Über Freimaurer, Illuminaten und andere Bünde - Streng geheim

Versammlungsraum der Freimaurer in der Freemason Hall in London © Spiegel TV

16.12.2013

Über Freimaurer, Illuminaten und andere Bünde

Streng geheim

Gisela Graichen

Gerade in der Welt des Internets und einschlägigen Foren werden Sekten wie Scientology, Logen wie die Freimaurer, und reine Serviceclubs wie Rotary munter durcheinandergeworfen. Gegenwelt oder bloßes Netzwerk – das ist für Außenstehende oft schwer zu unterscheiden. Gisela Graichen erklärt, was es mit Freimaurern, Illuminaten sowie anderen Geheimorganisationen auf sich hat und erklärt, warum Rotary eindeutig nicht zu diesen Bünden gehört.

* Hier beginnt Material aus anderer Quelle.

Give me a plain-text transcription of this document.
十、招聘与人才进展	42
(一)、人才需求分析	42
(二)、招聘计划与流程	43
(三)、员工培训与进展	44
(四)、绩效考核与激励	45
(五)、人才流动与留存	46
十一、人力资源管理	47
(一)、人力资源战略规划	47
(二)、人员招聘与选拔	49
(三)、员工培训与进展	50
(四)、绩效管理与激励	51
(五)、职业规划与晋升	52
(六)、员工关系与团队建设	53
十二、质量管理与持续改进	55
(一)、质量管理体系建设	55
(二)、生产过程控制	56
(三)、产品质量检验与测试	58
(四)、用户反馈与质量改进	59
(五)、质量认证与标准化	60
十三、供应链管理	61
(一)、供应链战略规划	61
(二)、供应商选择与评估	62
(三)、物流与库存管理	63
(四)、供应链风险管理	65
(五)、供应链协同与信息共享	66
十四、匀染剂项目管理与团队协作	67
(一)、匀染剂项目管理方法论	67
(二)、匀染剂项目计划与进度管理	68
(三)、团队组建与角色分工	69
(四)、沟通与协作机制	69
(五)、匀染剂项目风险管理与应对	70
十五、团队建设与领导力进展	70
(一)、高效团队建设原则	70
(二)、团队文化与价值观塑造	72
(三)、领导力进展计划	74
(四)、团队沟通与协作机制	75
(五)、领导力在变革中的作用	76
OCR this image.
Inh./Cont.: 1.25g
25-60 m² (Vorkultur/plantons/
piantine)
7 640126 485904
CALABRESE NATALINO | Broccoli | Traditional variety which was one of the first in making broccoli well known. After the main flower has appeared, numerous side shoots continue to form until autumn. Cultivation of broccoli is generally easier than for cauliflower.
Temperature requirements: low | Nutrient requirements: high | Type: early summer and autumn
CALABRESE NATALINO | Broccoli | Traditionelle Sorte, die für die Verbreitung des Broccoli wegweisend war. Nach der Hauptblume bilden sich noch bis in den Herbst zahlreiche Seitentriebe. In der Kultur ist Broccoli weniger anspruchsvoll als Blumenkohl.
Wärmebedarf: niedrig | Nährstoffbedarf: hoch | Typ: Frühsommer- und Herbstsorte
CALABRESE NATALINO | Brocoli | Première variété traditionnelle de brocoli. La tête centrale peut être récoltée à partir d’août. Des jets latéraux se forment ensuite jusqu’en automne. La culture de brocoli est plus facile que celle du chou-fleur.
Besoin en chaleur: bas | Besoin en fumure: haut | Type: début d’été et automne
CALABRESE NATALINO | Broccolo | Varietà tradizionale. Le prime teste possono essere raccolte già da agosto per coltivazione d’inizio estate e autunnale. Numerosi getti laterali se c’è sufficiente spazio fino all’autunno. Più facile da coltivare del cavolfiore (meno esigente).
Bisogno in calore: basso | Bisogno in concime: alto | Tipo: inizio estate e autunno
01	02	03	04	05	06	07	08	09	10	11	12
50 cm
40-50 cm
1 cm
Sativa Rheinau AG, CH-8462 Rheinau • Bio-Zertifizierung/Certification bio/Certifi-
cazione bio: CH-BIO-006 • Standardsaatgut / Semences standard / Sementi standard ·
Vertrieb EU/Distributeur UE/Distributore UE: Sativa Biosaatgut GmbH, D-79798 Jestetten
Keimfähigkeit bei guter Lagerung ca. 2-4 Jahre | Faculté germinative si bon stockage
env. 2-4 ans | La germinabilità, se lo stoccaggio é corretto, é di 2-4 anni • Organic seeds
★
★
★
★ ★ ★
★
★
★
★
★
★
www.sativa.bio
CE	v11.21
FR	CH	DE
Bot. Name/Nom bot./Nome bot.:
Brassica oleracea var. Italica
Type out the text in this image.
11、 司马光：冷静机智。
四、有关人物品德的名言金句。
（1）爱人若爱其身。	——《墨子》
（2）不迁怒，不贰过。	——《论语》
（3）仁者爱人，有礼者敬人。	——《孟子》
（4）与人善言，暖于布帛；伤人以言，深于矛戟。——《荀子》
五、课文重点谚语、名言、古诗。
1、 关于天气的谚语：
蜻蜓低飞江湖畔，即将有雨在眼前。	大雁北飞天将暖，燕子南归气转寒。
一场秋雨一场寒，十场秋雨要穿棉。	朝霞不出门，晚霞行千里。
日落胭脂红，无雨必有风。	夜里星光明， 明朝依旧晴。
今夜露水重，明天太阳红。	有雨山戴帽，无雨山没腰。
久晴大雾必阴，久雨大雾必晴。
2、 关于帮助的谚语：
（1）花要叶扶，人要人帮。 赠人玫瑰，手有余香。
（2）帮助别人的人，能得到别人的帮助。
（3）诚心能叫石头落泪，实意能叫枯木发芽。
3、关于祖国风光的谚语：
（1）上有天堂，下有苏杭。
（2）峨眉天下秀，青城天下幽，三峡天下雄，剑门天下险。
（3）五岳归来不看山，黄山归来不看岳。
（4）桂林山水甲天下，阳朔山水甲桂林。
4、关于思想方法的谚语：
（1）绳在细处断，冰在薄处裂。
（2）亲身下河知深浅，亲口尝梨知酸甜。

Sie sind mitten unter uns. Als unsere Nachbarn, Arbeitskollegen, Freunde. Die Freimaurer, Rosenkreuzer, Scientologen, Neo-Illuminaten und –Templer, „Bonesmen“ und all die Mitglieder esoterischer, magischer Mysterienkulte mit exotischen Phantasienamen. Geheimgesellschaften haben Konjunktur. In der populären Literatur von Harry Potter bis zu Dan Browns Bestsellern und deren Verfilmungen spuken sie durch unser Leben. Weil sie im Verborgenen operieren, provozieren sie Mythen und Verschwörungstheorien: Sie lenken die Geschicke des Vatikans. Sie bestimmen die Agenda des amerikanischen Präsidenten. Und sie sind die Drahtzieher hinter Abhörskandalen, Finanzkrisen und Kriegen. Kurzum: Sie wollen nichts anderes, als die Welt zu beherrschen. Was im Geheimen geschieht, führt zu Verdächtigungen und Spekulationen. Nicht ohne Grund rief Helmut Schmidt in einer Rede vor den Hamburger Freimaurern den Brüdern zu, sich zu öffnen. Denn bisher hieß ihre Pressestelle „Amt für Abwehr“.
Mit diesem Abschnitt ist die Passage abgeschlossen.